Michael looked over at him, expression confused. “Oh yeah? She said you had a lot of fun yesterday. A really good dinner.”

Griffin’s hands clutched at his little pile of clothes. He could practically hear her saying it. So pleasant and calm and false, like how she talked to Robert and Manon, like how she talked to the ex, like how she talked to Samantha, easy as anything.

“I’m gonna get a shower,” he said, wishing he was alone. The room felt way too small for him and all this fucking feeling he had. “You should go ahead. Get a cab, catch up to Emily. I’ll be right behind you.”

Michael unmuted the TV, resettled himself. “Nah, I’ll wait.

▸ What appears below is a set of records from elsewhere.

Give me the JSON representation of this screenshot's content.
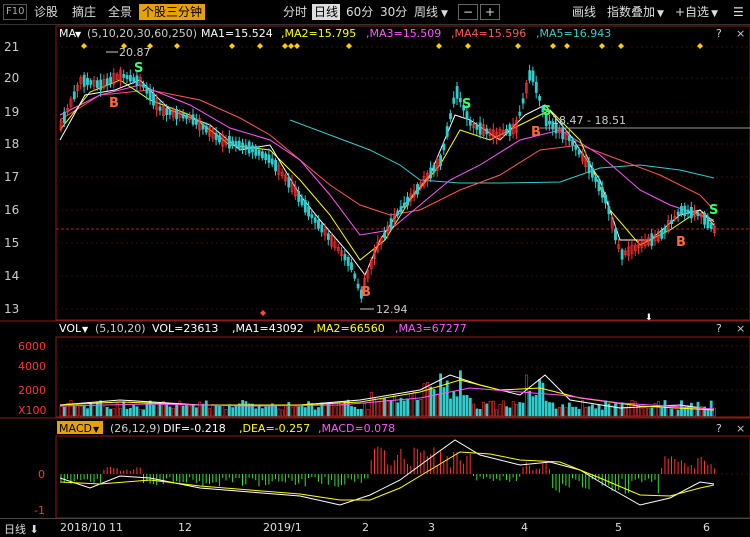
{
  "toolbar": {
    "f10": "F10",
    "zhengu": "诊股",
    "zhaiya": "摘庄",
    "quanjing": "全景",
    "active_tab": "个股三分钟",
    "fenshi": "分时",
    "rixian": "日线",
    "p60": "60分",
    "p30": "30分",
    "zhouxian": "周线",
    "minus": "−",
    "plus": "+",
    "huaxian": "画线",
    "zhishu": "指数叠加",
    "zixuan": "+自选",
    "menu": "☰"
  },
  "ma_panel": {
    "label": "MA",
    "params": "(5,10,20,30,60,250)",
    "ma1": "MA1=15.524",
    "ma2": ",MA2=15.795",
    "ma3": ",MA3=15.509",
    "ma4": ",MA4=15.596",
    "ma5": ",MA5=16.943",
    "high_label": "20.87",
    "low_label": "12.94",
    "range_label": "18.47 - 18.51",
    "y_ticks": [
      "21",
      "20",
      "19",
      "18",
      "17",
      "16",
      "15",
      "14",
      "13"
    ],
    "colors": {
      "ma1": "#ffffff",
      "ma2": "#ffff00",
      "ma3": "#ff55ff",
      "ma4": "#ff5555",
      "ma5": "#33cccc"
    }
  },
  "vol_panel": {
    "label": "VOL",
    "params": "(5,10,20)",
    "vol": "VOL=23613",
    "ma1": ",MA1=43092",
    "ma2": ",MA2=66560",
    "ma3": ",MA3=67277",
    "y_ticks": [
      "6000",
      "4000",
      "2000",
      "X100"
    ]
  },
  "macd_panel": {
    "label": "MACD",
    "params": "(26,12,9)",
    "dif": "DIF=-0.218",
    "dea": ",DEA=-0.257",
    "macd": ",MACD=0.078",
    "y_ticks": [
      "0",
      "-1"
    ]
  },
  "bottom": {
    "period": "日线",
    "dates": [
      "2018/10",
      "11",
      "12",
      "2019/1",
      "2",
      "3",
      "4",
      "5",
      "6"
    ]
  },
  "signals": {
    "buy": "B",
    "sell": "S"
  },
  "question": "?",
  "close": "×"
}
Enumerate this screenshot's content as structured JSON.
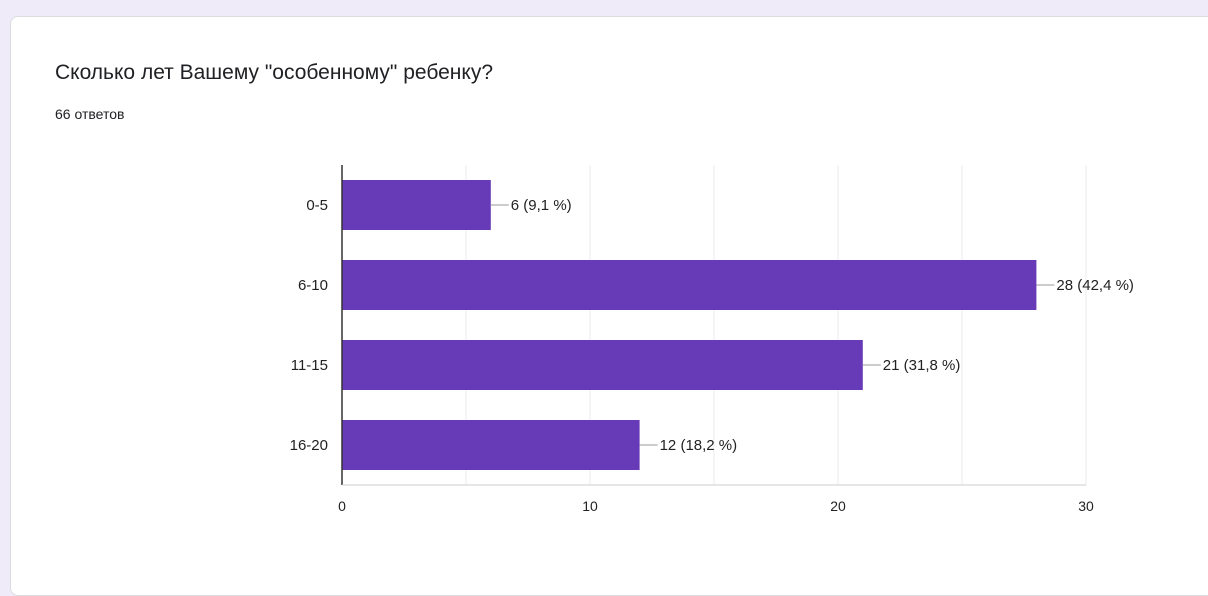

Fifteen fewer minutes at another museum won’t hurt, I’ll tell you that.”

Griffin clenched his teeth, annoyed, as he went into the en suite and closed the door behind him.

At first, he thought it was because Michael hadn’t taken his not-so-subtle hint at wanting to be alone.

That had been a thing between them sometimes, back when Griffin was in the thick of his recovery, when most days Michael was the absolute last person he wanted to see, or to be seen by.

But as he shucked last night’s clothes, waiting for the shower to warm to the temperature he’d spent twenty minutes two days ago learning how to get right, the exact temperature he needed not to want to scream—fucking hotel showers, why were they so complicated—he realized he wasn’t annoyed about not being left alone.

He was annoyed about that museum comment.